This guy makes the extraordinary claim that binary search (in a C compiler) is slower than hard-coded if-branches from generated code.
(Please excuse the Clojure code and the wacky title – this claims this guy makes are related to compilers in general).
He writes
I have seen this sort of code occasionally in dark corners. When a man knows
how his processor works, knows how his C compiler works, knows his data
structures, and really, really needs his loops to be fast then he will
occasionally write this sort of thing.This is sort of code that Real Programmers write.
This is the binary search example (Please excuse the Clojure)
Start: (1 2 3 4 6 8 9 10 11 12)
Finish: ((((1) (2)) ((3) ((4) (6)))) (((8) (9)) ((10) ((11) (12)))))
Then he replaces a binary search with a generated code branched if based on hardcoded values:
(defn lookup-fn-handwritten [x]
(if (< x 6)
(if (< x 3) ; x is < 6
(if (< x 2) ; x is < 3
(if ( < x 1) ; x is < 2
0 ; < 1
1) ; 1 <= x < 2
3) ; 2 <= x < 3
(if (< x 4) ; 3 <= x < 6
4 ; 3 <= x < 4
2)) ; 4 <= x < 6
(if (< x 10) ; 6 <= x < 10
(if (< x 9) ; 6 <= x < 9
(if (< x 8)
2 ; 6 <= x < 8
3) ; 8 <= x < 9
3) ; 9 <= x < 10
(if (< x 11) ; 10 < x
(if (< x 12) ; 11 <= x
1 ; 11 <= x < 12
0)
0)))) ; 12 <= x
http://www.learningclojure.com/2010/09/clojure-faster-than-machine-code.html
My question is – will a branched hardcoded if from generated code and hardcode values be more efficient than a binary search? (In any language – but the author claims this works in C – and then seems to only demonstrate it on the JVM).
(Please again excuse the wacky title of the linked post – that’s just craziness.)
Well, the if-cascade probably does the same thing as the binary search, which means that it does the same comparisons, but without the associated “binary search management”. It’s an unrolled loop, and there is indeed a reason why compilers unroll loops. So yes, it will be faster.
But will it REALLY be faster? Now there’s a problem called “cache”. Whether you unroll a loop or anything else, your code gets larger, so the benefit might be offset by more memory accesses to run the code.

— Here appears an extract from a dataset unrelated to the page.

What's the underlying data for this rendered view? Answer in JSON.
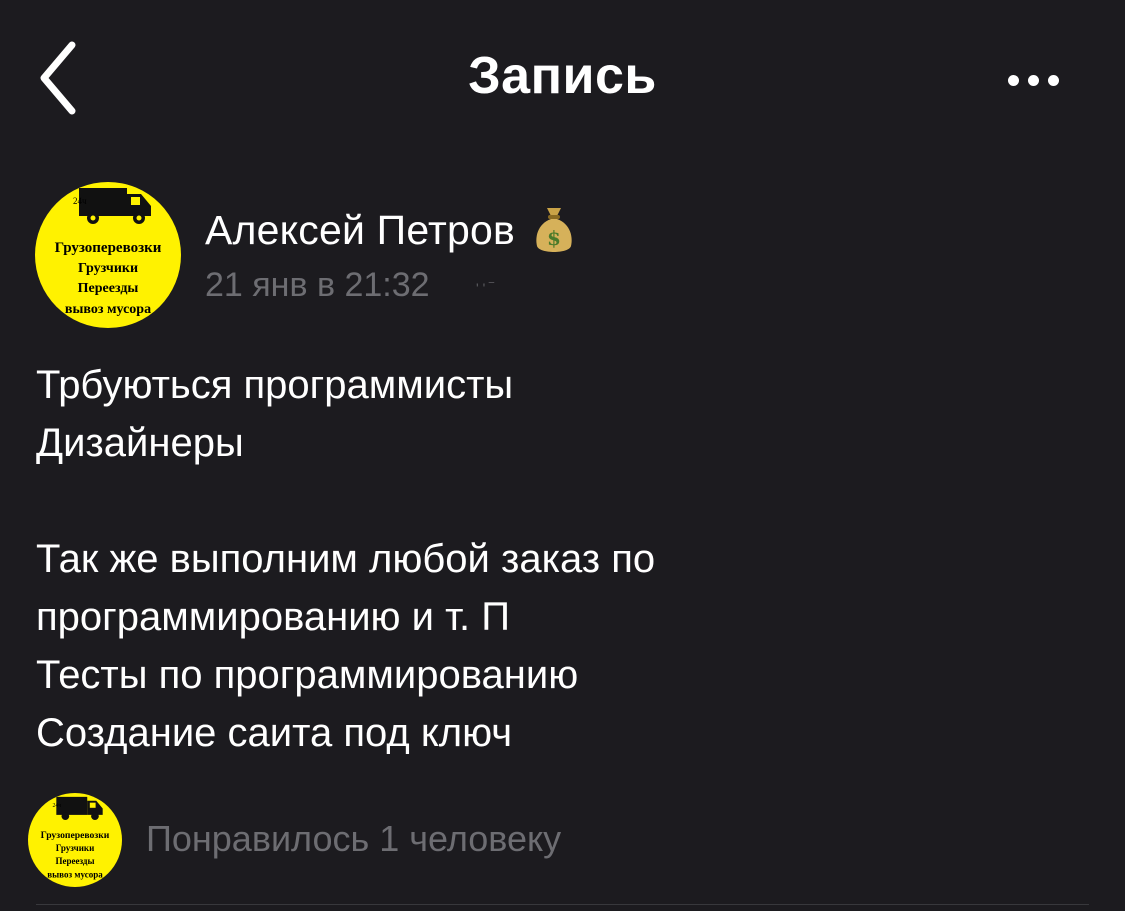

In addition, you never quite know what kind of instructions the compiler might be using to optimize the code, which it might not be using when you manually unroll the loop. Or the other way ’round, who knows. Even more so in languages that have a binary search “built in” so the compiler knows what it is dealing with.
Thus, just counting operations like “I have all the compares and none of the other stuff” may not be enough; there are other factors that affect execution time. And if you profile on one CPU to find out “my unrolled version is faster”, another CPU might still disagree.
Optimizing is a b-word, not sure whether I’m allowed to spell it out here 🙂